Member of the Delhi Legislative Assembly for Chandni Chowk
- In office 2020–2025
- Preceded by: Alka Lamba
- Succeeded by: Punardeep Sawhney
- In office 1998–2015
- Preceded by: Vasudev Kaptan
- Succeeded by: Alka Lamba

Personal details
- Born: 15 March 1950 (age 76) Delhi, India
- Party: Aam Aadmi Party (present), Indian National Congress (1998-2019)
- Spouse: Ranjit Kaur
- Children: Punardeep Sawhney
- Education: Graduate
- Profession: Businessman

= Parlad Singh Sawhney =

Indian politician

Parlad Singh Sawhney (born 15 March 1950) is an Indian politician from New Delhi. He was a 5th-term member of the Delhi Legislative Assembly, representing the Aam Aadmi Party.

== Early life and education ==
Sawhney is from Chandni Chowk, Delhi.
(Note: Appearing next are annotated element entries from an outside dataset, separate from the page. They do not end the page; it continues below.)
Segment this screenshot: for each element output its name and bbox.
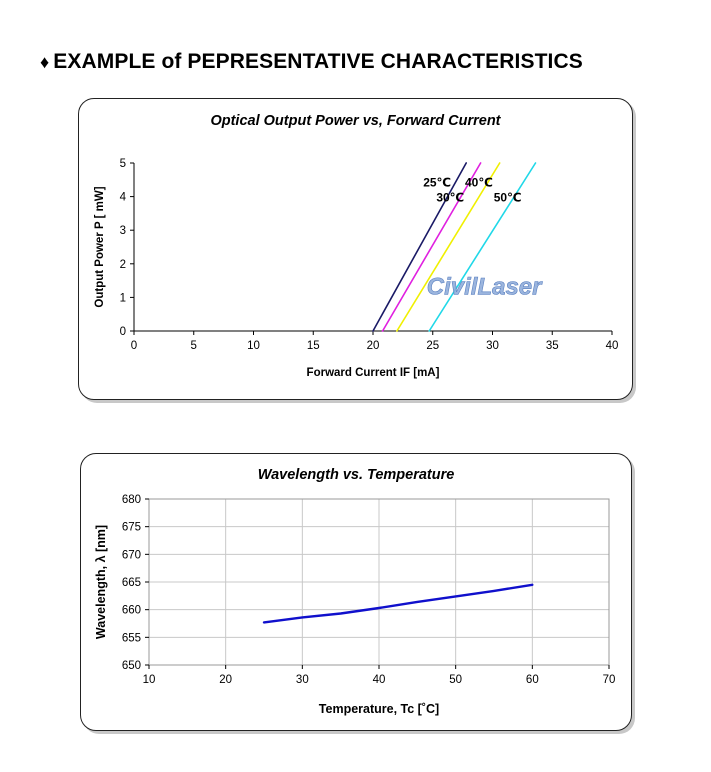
x-tick-label: 40 xyxy=(373,674,386,686)
y-tick-label: 0 xyxy=(120,326,126,338)
y-tick-label: 2 xyxy=(120,259,126,271)
x-tick-label: 5 xyxy=(191,340,197,352)
x-tick-label: 20 xyxy=(367,340,380,352)
chart-panel-power-current: Optical Output Power vs, Forward Current… xyxy=(78,98,633,400)
page-heading: ♦ EXAMPLE of PEPRESENTATIVE CHARACTERISTI… xyxy=(40,50,583,74)
x-tick-label: 30 xyxy=(486,340,499,352)
x-tick-label: 20 xyxy=(219,674,232,686)
x-tick-label: 40 xyxy=(606,340,619,352)
x-tick-label: 25 xyxy=(426,340,439,352)
series-annotation: 25℃ xyxy=(423,176,451,190)
chart-panel-wavelength-temperature: Wavelength vs. Temperature 10 20 30 40 50 60 7… xyxy=(80,453,632,731)
y-tick-label: 665 xyxy=(122,577,141,589)
series-annotation: 30℃ xyxy=(436,191,464,205)
series-line xyxy=(396,162,501,332)
y-tick-label: 3 xyxy=(120,225,126,237)
x-axis-label: Forward Current IF [mA] xyxy=(307,367,440,379)
x-tick-label: 10 xyxy=(247,340,260,352)
y-tick-label: 660 xyxy=(122,605,141,617)
series-annotation: 50℃ xyxy=(494,191,522,205)
chart-power-current: 0 5 10 15 20 25 30 35 40 0 1 2 3 4 5 Forward Current IF… xyxy=(94,158,619,379)
series-line xyxy=(428,162,537,332)
civillaser-watermark: CivilLaser xyxy=(427,274,543,301)
x-tick-label: 10 xyxy=(143,674,156,686)
series-line xyxy=(262,583,534,624)
y-tick-label: 675 xyxy=(122,522,141,534)
chart-wavelength-temperature: 10 20 30 40 50 60 70 650 655 660 665 670 675 680 Tempe… xyxy=(94,494,616,716)
y-tick-label: 650 xyxy=(122,660,141,672)
x-axis-label: Temperature, Tc [˚C] xyxy=(319,702,439,716)
x-tick-label: 60 xyxy=(526,674,539,686)
chart-title: Optical Output Power vs, Forward Current xyxy=(210,113,501,129)
chart-title: Wavelength vs. Temperature xyxy=(257,467,455,483)
y-axis-label: Wavelength, λ [nm] xyxy=(94,525,108,639)
y-tick-label: 680 xyxy=(122,494,141,506)
series-line xyxy=(372,162,468,332)
x-tick-label: 50 xyxy=(449,674,462,686)
y-tick-label: 5 xyxy=(120,158,126,170)
series-line xyxy=(381,162,482,332)
x-tick-label: 30 xyxy=(296,674,309,686)
x-tick-label: 70 xyxy=(603,674,616,686)
y-tick-label: 4 xyxy=(120,192,127,204)
diamond-bullet-icon: ♦ xyxy=(40,52,50,72)
y-axis-label: Output Power P [ mW] xyxy=(94,186,106,307)
y-tick-label: 1 xyxy=(120,292,126,304)
series-annotation: 40℃ xyxy=(465,176,493,190)
y-tick-label: 670 xyxy=(122,549,141,561)
y-tick-label: 655 xyxy=(122,632,141,644)
page-heading-text: EXAMPLE of PEPRESENTATIVE CHARACTERISTIC… xyxy=(53,50,583,73)
x-tick-label: 0 xyxy=(131,340,137,352)
x-tick-label: 35 xyxy=(546,340,559,352)
x-tick-label: 15 xyxy=(307,340,320,352)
He is the son of late Hara Singh Sawhney. He studied BA but discontinued in his third year in 1971 at a college affiliated with Gwalior University.

==Political career==

Sawhney contested his first municipal corporation election in 1977 from Mori Gate ward and won by 100 votes. In 1983, he won the municipal election from the same ward and was made chairman of Civil Lines zone from 1983 to 1990.

He then repeatedly contested the Chandni Chowk Vidhan Sabha Constituency from 1998 till 2015. He entered the second Legislative Assembly of Delhi winning the 1998 Delhi Legislative Assembly election, defeating runner-up Viresh Pratap Chaudhary of the Bharatiya Janata Party, by 8,162 votes. In the 2003 Delhi Legislative Assembly election, he defeated runner-up Dharamvir Sharma of the BJP by a margin of 10,866 votes. In the 2008 Delhi Legislative Assembly election, he defeated his closest rival Praveen Khandelwa of the Bharatiya Janata Party by a margin of 8,019 votes was made parliamentary secretary to chief minister Sheela Dixit. In 2013 Delhi Legislative Assembly election, he defeated Suman Kumar Gupta, also of BJP, by a margin of 8,243 votes. In 2015 Assembly election, he lost to Alka Lamba of Aam Aadmi Party.

Parlad Singh Sawhney joined the Aam Aadmi Party on 6 October 2019 in presence of Delhi Chief Minister Arvind Kejriwal and won the 2020 Delhi Legislative Assembly election on AAP ticket.
He served as longest public accounts, committee, chairman.